An MSFT God-like Being Said So, It Must Be True.

Aug 15, 2008
12:09 AM EDT
ummm... pardon me, but Ruby happens to be my favorite language, and the last time I looked it was open source licensed. Also, Eclipse is an outstanding open source IDE, one which I've found helpful when the projects get very large. (I also keep my trusty vi around for the small to medium sized projects.)

I for one enjoyed reading this article, thank you LXer for posting it.

To get a hands-on feel for Ruby in a Linux environment, try this:
> yum install ruby\*
> irb

Aug 15, 2008
1:33 AM EDT
Quoting:And I'll be hornswoggled if any of it has anything to do with Linux. What is it and why should I care? Does any of it pertain to a linux/FOSS audience?

Yes. It's FOSS software. IBM/DeveloperWors sometimes have articles that are not related to Linux or FOSS but I tend to hit the "delete" button on those (e.g AIX articles).

Aug 15, 2008
3:22 AM EDT
Quoting:Of course, IDEs (especially Visual Studio) rot your mind:

Oh thank you.

Aug 15, 2008
10:30 AM EDT
Let me clarify... actually, let me totally restate. I wrote the truth up there, but what I wrote doesn't cover it all.

IBM's developerWorks seems to target the usual gang of idiots at Large Corporations that write "Enterprise" software. So a lot of it seems irrelevant.

But don't write off developerWorks entirely: they have an unusually high proportion of decent articles. I print out and read about 1 in 20, I'd say, which by my standards is pretty darn good. developerWorks started me off down the road to Python, and I've found a lot of their other Linux-related stuff very interesting.

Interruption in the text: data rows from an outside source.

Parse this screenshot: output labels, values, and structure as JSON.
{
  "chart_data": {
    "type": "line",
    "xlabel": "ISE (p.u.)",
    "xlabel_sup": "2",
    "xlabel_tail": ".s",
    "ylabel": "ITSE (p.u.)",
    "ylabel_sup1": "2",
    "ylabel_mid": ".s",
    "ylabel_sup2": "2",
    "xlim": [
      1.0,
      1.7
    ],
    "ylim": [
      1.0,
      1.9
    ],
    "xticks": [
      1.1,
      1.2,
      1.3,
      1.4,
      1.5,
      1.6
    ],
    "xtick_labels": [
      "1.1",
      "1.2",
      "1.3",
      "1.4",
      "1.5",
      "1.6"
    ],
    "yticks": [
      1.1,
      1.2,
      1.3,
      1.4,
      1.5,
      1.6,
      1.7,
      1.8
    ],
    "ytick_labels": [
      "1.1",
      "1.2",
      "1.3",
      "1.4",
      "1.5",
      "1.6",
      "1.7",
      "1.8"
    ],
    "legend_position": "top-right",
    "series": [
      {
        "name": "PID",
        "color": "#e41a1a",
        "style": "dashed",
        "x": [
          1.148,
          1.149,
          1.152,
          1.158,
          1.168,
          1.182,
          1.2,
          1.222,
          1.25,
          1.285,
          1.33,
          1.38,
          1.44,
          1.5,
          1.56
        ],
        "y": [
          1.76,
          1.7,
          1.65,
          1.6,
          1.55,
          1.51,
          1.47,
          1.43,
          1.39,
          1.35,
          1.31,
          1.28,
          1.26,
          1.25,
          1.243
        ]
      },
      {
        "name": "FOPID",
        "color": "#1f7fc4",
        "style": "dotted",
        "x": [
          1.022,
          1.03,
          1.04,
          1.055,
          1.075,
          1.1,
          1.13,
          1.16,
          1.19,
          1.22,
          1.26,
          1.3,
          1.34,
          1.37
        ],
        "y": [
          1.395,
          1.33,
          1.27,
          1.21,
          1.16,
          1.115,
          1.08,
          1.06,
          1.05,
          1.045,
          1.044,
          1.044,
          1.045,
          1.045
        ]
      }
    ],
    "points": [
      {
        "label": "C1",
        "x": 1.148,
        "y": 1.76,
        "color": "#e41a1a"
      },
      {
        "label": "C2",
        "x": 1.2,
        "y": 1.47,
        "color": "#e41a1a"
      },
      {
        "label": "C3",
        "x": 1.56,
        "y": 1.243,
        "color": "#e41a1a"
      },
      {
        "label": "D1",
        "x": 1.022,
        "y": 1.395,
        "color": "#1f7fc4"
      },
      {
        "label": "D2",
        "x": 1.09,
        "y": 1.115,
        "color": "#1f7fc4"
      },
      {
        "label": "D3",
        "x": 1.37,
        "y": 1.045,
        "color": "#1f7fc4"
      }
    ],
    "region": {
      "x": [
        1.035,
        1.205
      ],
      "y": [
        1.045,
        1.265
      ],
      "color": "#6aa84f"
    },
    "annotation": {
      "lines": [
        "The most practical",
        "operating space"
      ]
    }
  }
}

I personally regard the use of IDEs as a problem, as it lets your lazier "Enterprise" software developer off the hook of doing anything other than learning how to do 5 or 6 little tasks, and the software they write shows it.

So, you should keep an eye on the developerWorks stuff, but you can safely regard most of it as chaff, aimed at "Enterprise" software folks.

Aug 15, 2008
12:09 PM EDT
There are a lot of so-called developers out there that cannot get through a day without an 'enterprise' IDE to hold there hand. They curl up in a fetal position and start sucking their thumbs at the thought of a plain old text editor.

The Ruby community has shunned the complex IDE for years preferring simple but powerfull text editors like vi, emacs or especially TextMate. Recently there has been a large influx of J2EE and .NET programmers to the Ruby community because of the growth of Ruby on Rails. Many of these developers are lost without their uber-complex IDE's. Netbeans, makers of complex IDE's 'feel their pain' and are racing to help make simple coding tasks complex and obscure.

I've been using gedit and scribes for my ruby work. the people with Macs use TextMate (great editor see here:http://media.rubyonrails.org/video/rails_take2_with_sound.mov). Windows is pretty mixed but scite seems popular.

Aug 15, 2008
1:25 PM EDT
hehe. My development environment (html/php) consists of a terminal and mc. :)

Aug 15, 2008
6:33 PM EDT
> To get a hands-on feel for Ruby in a Linux environment, try this:

>> yum install ruby*

yum: command not found. :)

You might want to consider that not every distribution uses yum.

Aug 15, 2008
7:16 PM EDT
equo search ruby ... found: 133 entries

and atleast 5 different licenses that I saw.